A new method for holographic measurement of microwave antenna radiation patterns
The rate at which new communications technologies are being developed has been
immense and will continue to intensify for the foreseeable future. This evolution is
fuelled by the desire to meet the wants and needs of the global community, by
developing devices able to offer ever-increasing functionality, with greater
complexity. To achieve this designers are forced to move to higher and higher
The antenna, as one of the fundamental building blocks of any radiated wave system,
and as such, must develop along with the evolution of the communication system be it
for, mobile, satellite or point to point systems. Antenna designers need to be able to
test antenna, to ensure they exhibit the characteristics to which they were designed.
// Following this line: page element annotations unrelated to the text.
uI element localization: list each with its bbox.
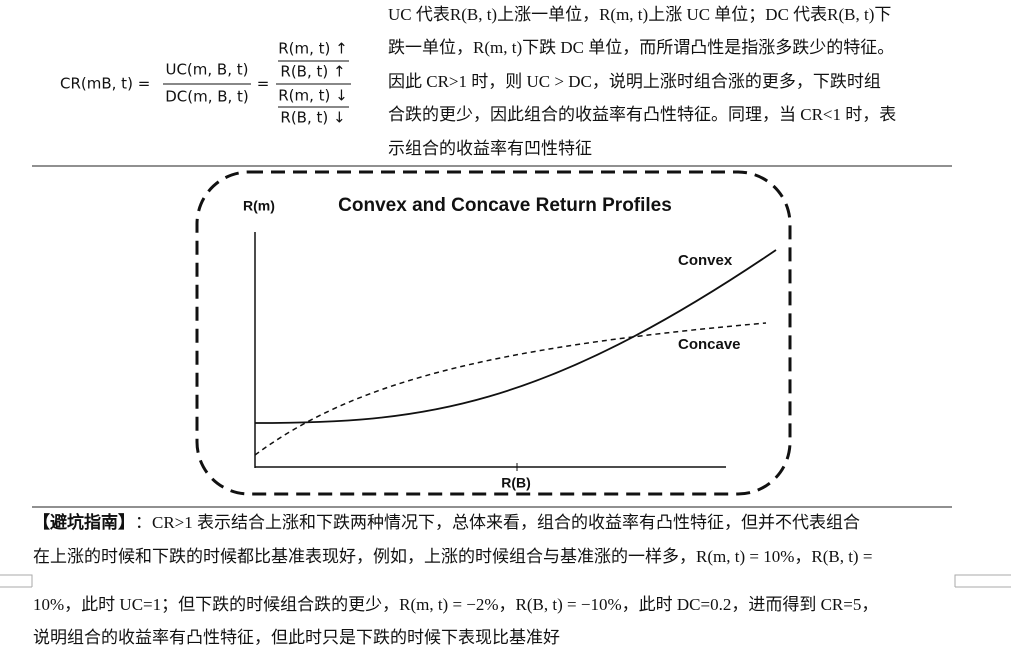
formula-down-num: R(m, t) ↓ bbox=[278, 87, 348, 105]
text-line: 因此 CR>1 时，则 UC > DC，说明上涨时组合涨的更多，下跌时组 bbox=[388, 72, 881, 91]
formula-lhs: CR(mB, t) = bbox=[60, 75, 150, 93]
convex-label: Convex bbox=[678, 252, 733, 269]
text-line: 在上涨的时候和下跌的时候都比基准表现好，例如，上涨的时候组合与基准涨的一样多，R… bbox=[33, 547, 872, 566]
text-line: 说明组合的收益率有凸性特征，但此时只是下跌的时候下表现比基准好 bbox=[33, 628, 560, 647]
formula-up-num: R(m, t) ↑ bbox=[278, 40, 348, 58]
figure-frame bbox=[195, 170, 792, 496]
concave-curve bbox=[254, 322, 767, 456]
text-line: ：CR>1 表示结合上涨和下跌两种情况下，总体来看，组合的收益率有凸性特征，但并… bbox=[135, 513, 860, 532]
formula-den: DC(m, B, t) bbox=[165, 88, 249, 106]
margin-mark bbox=[0, 574, 1011, 588]
formula-num: UC(m, B, t) bbox=[165, 61, 248, 79]
y-axis-label: R(m) bbox=[243, 198, 275, 214]
text-line: 10%，此时 UC=1；但下跌的时候组合跌的更少，R(m, t) = −2%，R… bbox=[33, 595, 878, 614]
formula-up-den: R(B, t) ↑ bbox=[280, 63, 345, 81]
formula-eq: = bbox=[257, 75, 270, 93]
note: 【避坑指南】 ：CR>1 表示结合上涨和下跌两种情况下，总体来看，组合的收益率有凸… bbox=[33, 512, 878, 647]
text-line: 示组合的收益率有凹性特征 bbox=[388, 139, 592, 158]
text-line: 合跌的更少，因此组合的收益率有凸性特征。同理，当 CR<1 时，表 bbox=[388, 105, 896, 124]
figure-title: Convex and Concave Return Profiles bbox=[338, 195, 672, 216]
text-line: 跌一单位，R(m, t)下跌 DC 单位，而所谓凸性是指涨多跌少的特征。 bbox=[388, 38, 894, 57]
formula-down-den: R(B, t) ↓ bbox=[280, 109, 345, 127]
note-heading: 【避坑指南】 bbox=[33, 512, 135, 532]
text-line: UC 代表R(B, t)上涨一单位，R(m, t)上涨 UC 单位；DC 代表R… bbox=[388, 5, 891, 24]
convex-curve bbox=[254, 249, 777, 424]
x-axis-label: R(B) bbox=[501, 475, 531, 491]
explanation: UC 代表R(B, t)上涨一单位，R(m, t)上涨 UC 单位；DC 代表R… bbox=[388, 5, 896, 158]
concave-label: Concave bbox=[678, 336, 741, 353]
Antenna test becomes progressively more difficult and costly as both, the operating
frequency and the size of the antenna increase, especially for the measurement of the
antenna Far-Field radiation pattern. Either the distance over which the measurement
must be made becomes unfeasibly large or expensive measurement equipment is
required to attain the phase component of the antenna field, where traditional methods
for measuring close to the antenna are applied.
Techniques have been developed to eliminate the need for the expensive phase
measurement at reduced distances. Specifically of interest in this thesis, is the optical
process of Off-Axis holography. The process allows phase information to be retained
in a scalar measurement by use of a phase coherent known reference source. The
reference desired reference source is a plane wave, which although possible at optical
frequencies with the use of lasers is problematic at microwave frequencies. To date
the plane wave characteristic required has been approximated using conventional
radiating elements, which degrades the quality of the recorded holographic image.
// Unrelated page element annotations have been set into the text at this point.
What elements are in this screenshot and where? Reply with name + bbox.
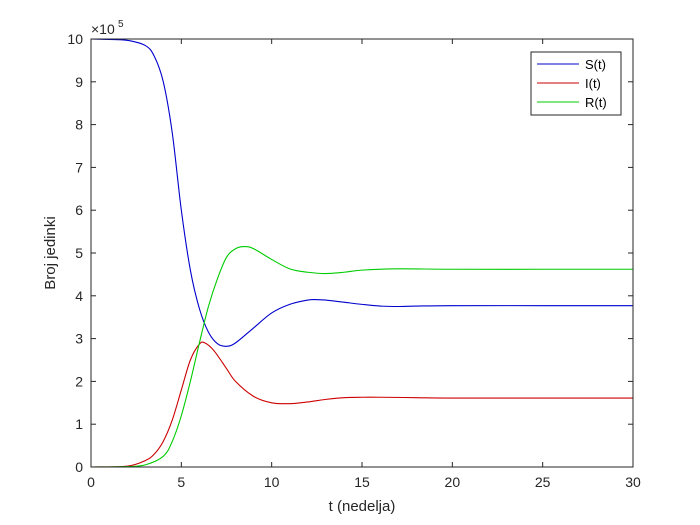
legend: S(t) I(t) R(t) <box>530 51 622 116</box>
x-tick-label: 0 <box>87 474 95 490</box>
x-tick-label: 30 <box>625 474 641 490</box>
ticks-layer: 0 5 10 15 20 25 30 0 1 2 3 4 5 6 7 8 9 10 <box>67 31 641 490</box>
exponent-power: 5 <box>118 19 124 30</box>
x-tick-label: 5 <box>177 474 185 490</box>
y-tick-label: 3 <box>75 331 83 347</box>
exponent-base: ×10 <box>91 21 115 37</box>
series-layer <box>90 38 633 468</box>
y-tick-label: 9 <box>75 74 83 90</box>
series-line-2 <box>90 246 633 468</box>
y-axis-title: Broj jedinki <box>42 216 59 289</box>
x-axis-title: t (nedelja) <box>329 498 396 515</box>
y-tick-label: 4 <box>75 288 83 304</box>
y-tick-label: 5 <box>75 245 83 261</box>
y-axis-exponent: ×10 5 <box>91 19 124 37</box>
series-line-0 <box>90 38 633 347</box>
legend-label-0: S(t) <box>585 57 606 72</box>
y-tick-label: 7 <box>75 159 83 175</box>
x-tick-label: 20 <box>445 474 461 490</box>
y-tick-label: 10 <box>67 31 83 47</box>
x-tick-label: 25 <box>535 474 551 490</box>
legend-label-2: R(t) <box>585 95 607 110</box>
y-tick-label: 1 <box>75 416 83 432</box>
y-tick-label: 0 <box>75 459 83 475</box>
y-tick-label: 8 <box>75 117 83 133</box>
x-tick-label: 10 <box>264 474 280 490</box>
legend-label-1: I(t) <box>585 76 601 91</box>
y-tick-label: 2 <box>75 373 83 389</box>
y-tick-label: 6 <box>75 202 83 218</box>
x-tick-label: 15 <box>354 474 370 490</box>
series-line-1 <box>90 341 633 468</box>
This thesis proposes a novel implementation of the Off-Axis hologram system, for
application in the microwave frequency region. The novel system developed here
addresses the problem of generating the desired plane wave characteristic. The
conventional radiating element used to provide the near plane wave reference is
replaced by a synthetic equivalent, which allows the magnitude and phase of the
reference beam to be directly controlled at every measurement location required.
Practical verification of the novel system proposed has been performed, with
comparisons made between the results obtained from the novel technique and
standard techniques used in industry. The comparisons show that the novel
implementation is valid and able to provide good repeatable results.